I have a label called : Customer and there will be about 80 million are so nodes of this type. They all have the properties called Country, State and City along with other properties like firstname, lastname, contact_phone etc. My request for information about customer and other related data about this customer starts with either passing Country + State or they can start with supplying Country + State + City. Should I create these as nodes and connect them with customer nodes or should I just leave them as properties on customer node and use them in where clause where I am retrieving customers with where clause using those properties. What is best for performance ? Planning on creating indexes on these three properties to make it faster. Is there a downside to this?
Thanks a bunch.
Hi there, if you plan on grouping Customers by Country, City or State I would certainly model these concepts as separate nodes and connect Customers to them. This would enable you to make matches more elegantly and also avoid issues where spelling of city/country names are inconsistent due to bad input. Just use the data from Country in the UI where customers can select the correct node and connect them to it.
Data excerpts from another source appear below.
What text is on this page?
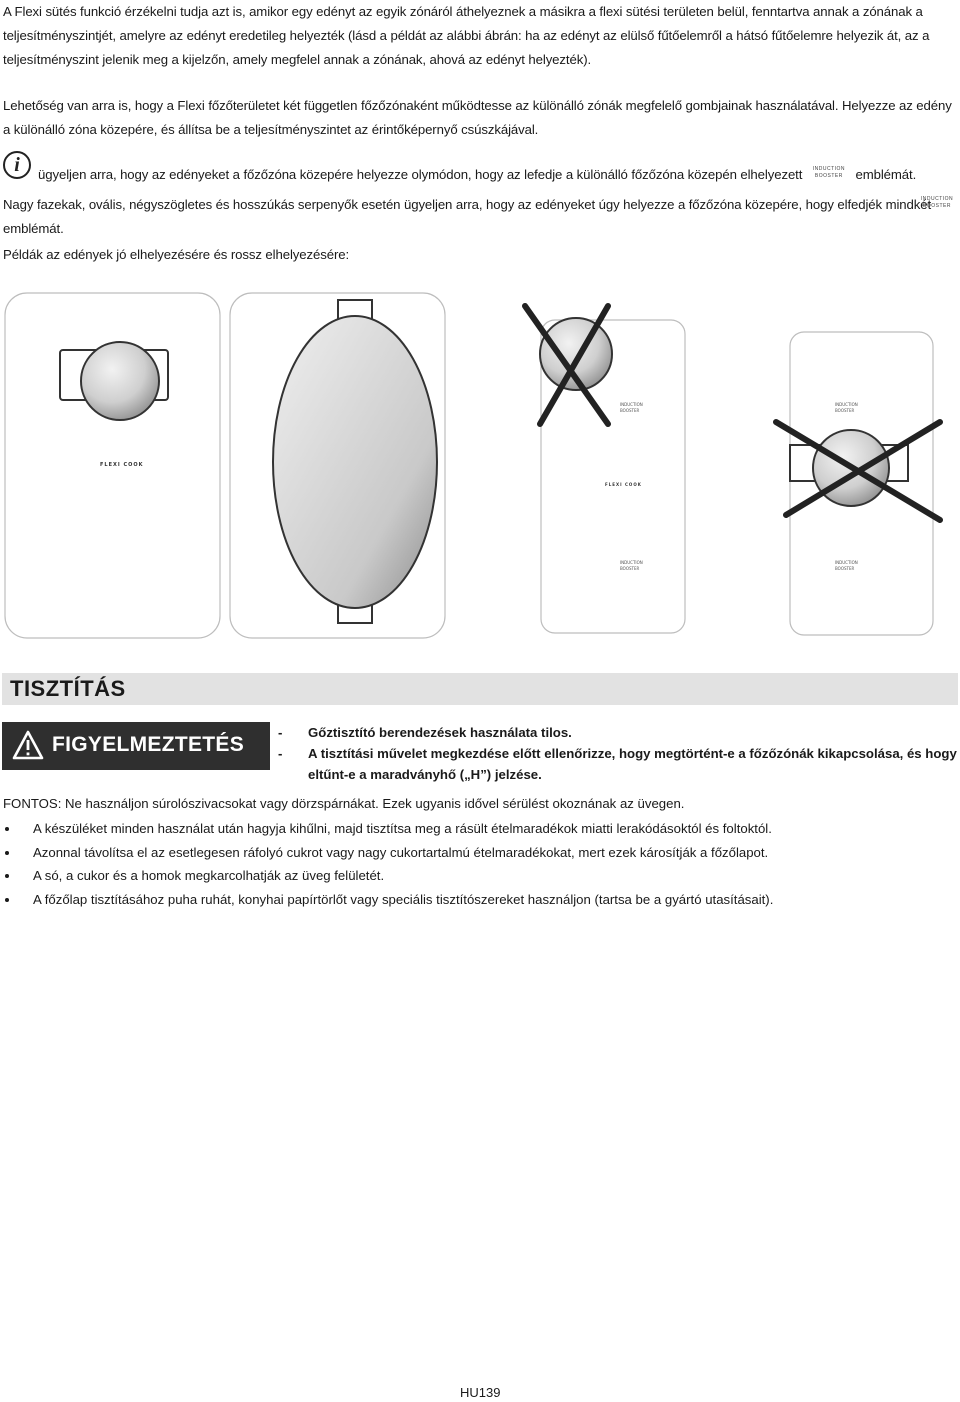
A Flexi sütés funkció érzékelni tudja azt is, amikor egy edényt az egyik zónáról áthelyeznek a másikra a flexi sütési területen belül, fenntartva annak a zónának a teljesítményszintjét, amelyre az edényt eredetileg helyezték (lásd a példát az alábbi ábrán: ha az edényt az elülső fűtőelemről a hátsó fűtőelemre helyezik át, az a teljesítményszint jelenik meg a kijelzőn, amely megfelel annak a zónának, ahová az edényt helyezték).
Lehetőség van arra is, hogy a Flexi főzőterületet két független főzőzónaként működtesse az különálló zónák megfelelő gombjainak használatával. Helyezze az edény a különálló zóna közepére, és állítsa be a teljesítményszintet az érintőképernyő csúszkájával.
i	ügyeljen arra, hogy az edényeket a főzőzóna közepére helyezze olymódon, hogy az lefedje a különálló főzőzóna közepén elhelyezett	INDUCTION
BOOSTER emblémát.
Nagy fazekak, ovális, négyszögletes és hosszúkás serpenyők esetén ügyeljen arra, hogy az edényeket úgy helyezze a főzőzóna közepére, hogy elfedjék mindkét
emblémát.
INDUCTION
BOOSTER
Példák az edények jó elhelyezésére és rossz elhelyezésére:
FLEXI COOK
INDUCTION
BOOSTER
FLEXI COOK
INDUCTION
BOOSTER
INDUCTION
BOOSTER
INDUCTION
BOOSTER
TISZTÍTÁS
FIGYELMEZTETÉS
- Gőztisztító berendezések használata tilos.
- A tisztítási művelet megkezdése előtt ellenőrizze, hogy megtörtént-e a főzőzónák kikapcsolása, és hogy eltűnt-e a maradványhő („H”) jelzése.
FONTOS: Ne használjon súrolószivacsokat vagy dörzspárnákat. Ezek ugyanis idővel sérülést okoznának az üvegen.
A készüléket minden használat után hagyja kihűlni, majd tisztítsa meg a rásült ételmaradékok miatti lerakódásoktól és foltoktól.
Azonnal távolítsa el az esetlegesen ráfolyó cukrot vagy nagy cukortartalmú ételmaradékokat, mert ezek károsítják a főzőlapot.
A só, a cukor és a homok megkarcolhatják az üveg felületét.
A főzőlap tisztításához puha ruhát, konyhai papírtörlőt vagy speciális tisztítószereket használjon (tartsa be a gyártó utasításait).
HU139
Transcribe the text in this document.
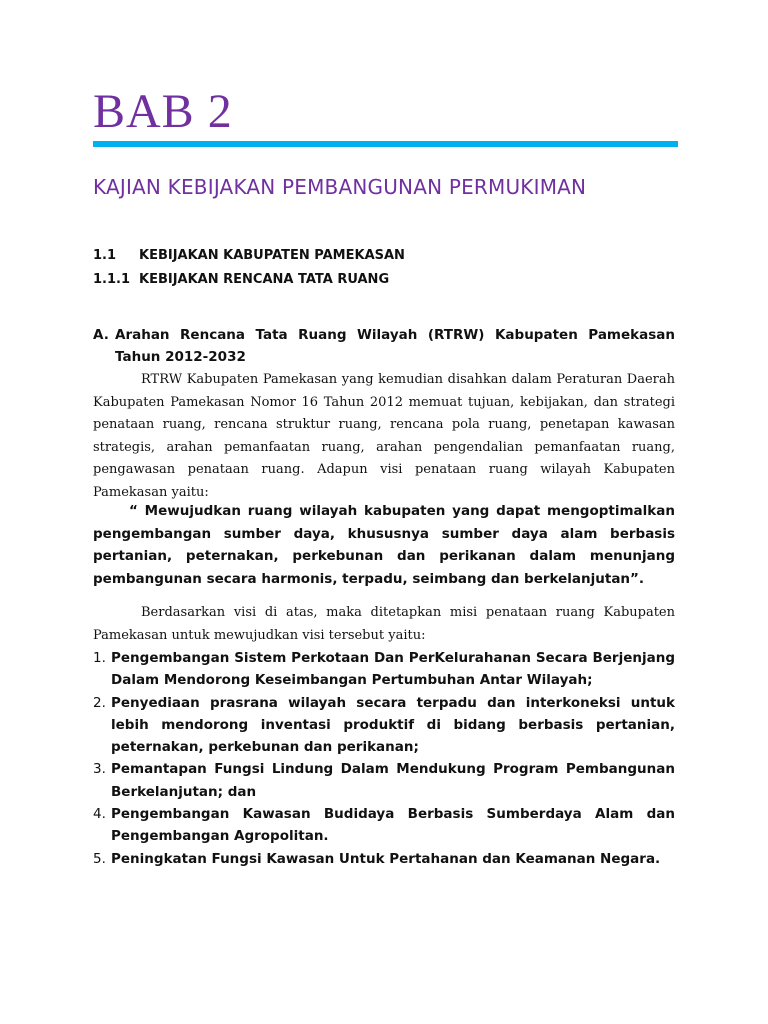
BAB 2
KAJIAN KEBIJAKAN PEMBANGUNAN PERMUKIMAN
1.1 KEBIJAKAN KABUPATEN PAMEKASAN
1.1.1 KEBIJAKAN RENCANA TATA RUANG
A. Arahan Rencana Tata Ruang Wilayah (RTRW) Kabupaten Pamekasan Tahun 2012-2032
RTRW Kabupaten Pamekasan yang kemudian disahkan dalam Peraturan Daerah Kabupaten Pamekasan Nomor 16 Tahun 2012 memuat tujuan, kebijakan, dan strategi penataan ruang, rencana struktur ruang, rencana pola ruang, penetapan kawasan strategis, arahan pemanfaatan ruang, arahan pengendalian pemanfaatan ruang, pengawasan penataan ruang. Adapun visi penataan ruang wilayah Kabupaten Pamekasan yaitu:
“ Mewujudkan ruang wilayah kabupaten yang dapat mengoptimalkan pengembangan sumber daya, khususnya sumber daya alam berbasis pertanian, peternakan, perkebunan dan perikanan dalam menunjang pembangunan secara harmonis, terpadu, seimbang dan berkelanjutan”.
Berdasarkan visi di atas, maka ditetapkan misi penataan ruang Kabupaten Pamekasan untuk mewujudkan visi tersebut yaitu:
1. Pengembangan Sistem Perkotaan Dan PerKelurahanan Secara Berjenjang Dalam Mendorong Keseimbangan Pertumbuhan Antar Wilayah;
2. Penyediaan prasrana wilayah secara terpadu dan interkoneksi untuk lebih mendorong inventasi produktif di bidang berbasis pertanian, peternakan, perkebunan dan perikanan;
3. Pemantapan Fungsi Lindung Dalam Mendukung Program Pembangunan Berkelanjutan; dan
4. Pengembangan Kawasan Budidaya Berbasis Sumberdaya Alam dan Pengembangan Agropolitan.
5. Peningkatan Fungsi Kawasan Untuk Pertahanan dan Keamanan Negara.
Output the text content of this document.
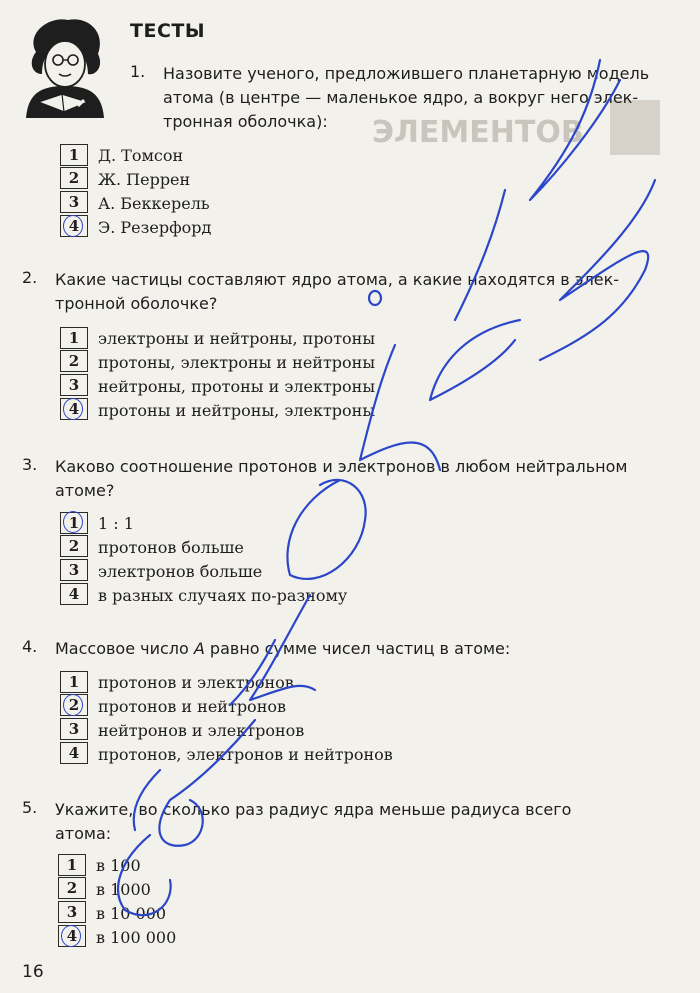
ЭЛЕМЕНТОВ
ТЕСТЫ
1. Назовите ученого, предложившего планетарную модель
атома (в центре — маленькое ядро, а вокруг него элек-
тронная оболочка):
1	Д. Томсон
2	Ж. Перрен
3	А. Беккерель
4	Э. Резерфорд
2. Какие частицы составляют ядро атома, а какие находятся в элек-
тронной оболочке?
1	электроны и нейтроны, протоны
2	протоны, электроны и нейтроны
3	нейтроны, протоны и электроны
4	протоны и нейтроны, электроны
3. Каково соотношение протонов и электронов в любом нейтральном
атоме?
1	1 : 1
2	протонов больше
3	электронов больше
4	в разных случаях по-разному
4. Массовое число А равно сумме чисел частиц в атоме:
1	протонов и электронов
2	протонов и нейтронов
3	нейтронов и электронов
4	протонов, электронов и нейтронов
5. Укажите, во сколько раз радиус ядра меньше радиуса всего
атома:
1	в 100
2	в 1000
3	в 10 000
4	в 100 000
16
Also consider if you want these nodes to be standalone, or if you want them linked (city in a state in a country). If linked, be aware that you will need multiple city nodes of the same name to represent cities with the same name that are in different states (Springfield, for example). In a hierarchical structure you do not want to represent these with a single node for all Springfields.
You will have to be careful in how you MERGE and MATCH entries here, as that will have to be in a pattern including the state and/or country, otherwise you end up pulling in unrelated cities in different states or countries
Good point, had that challenge in one of my earlier projects and fixing it afterwards is no fun.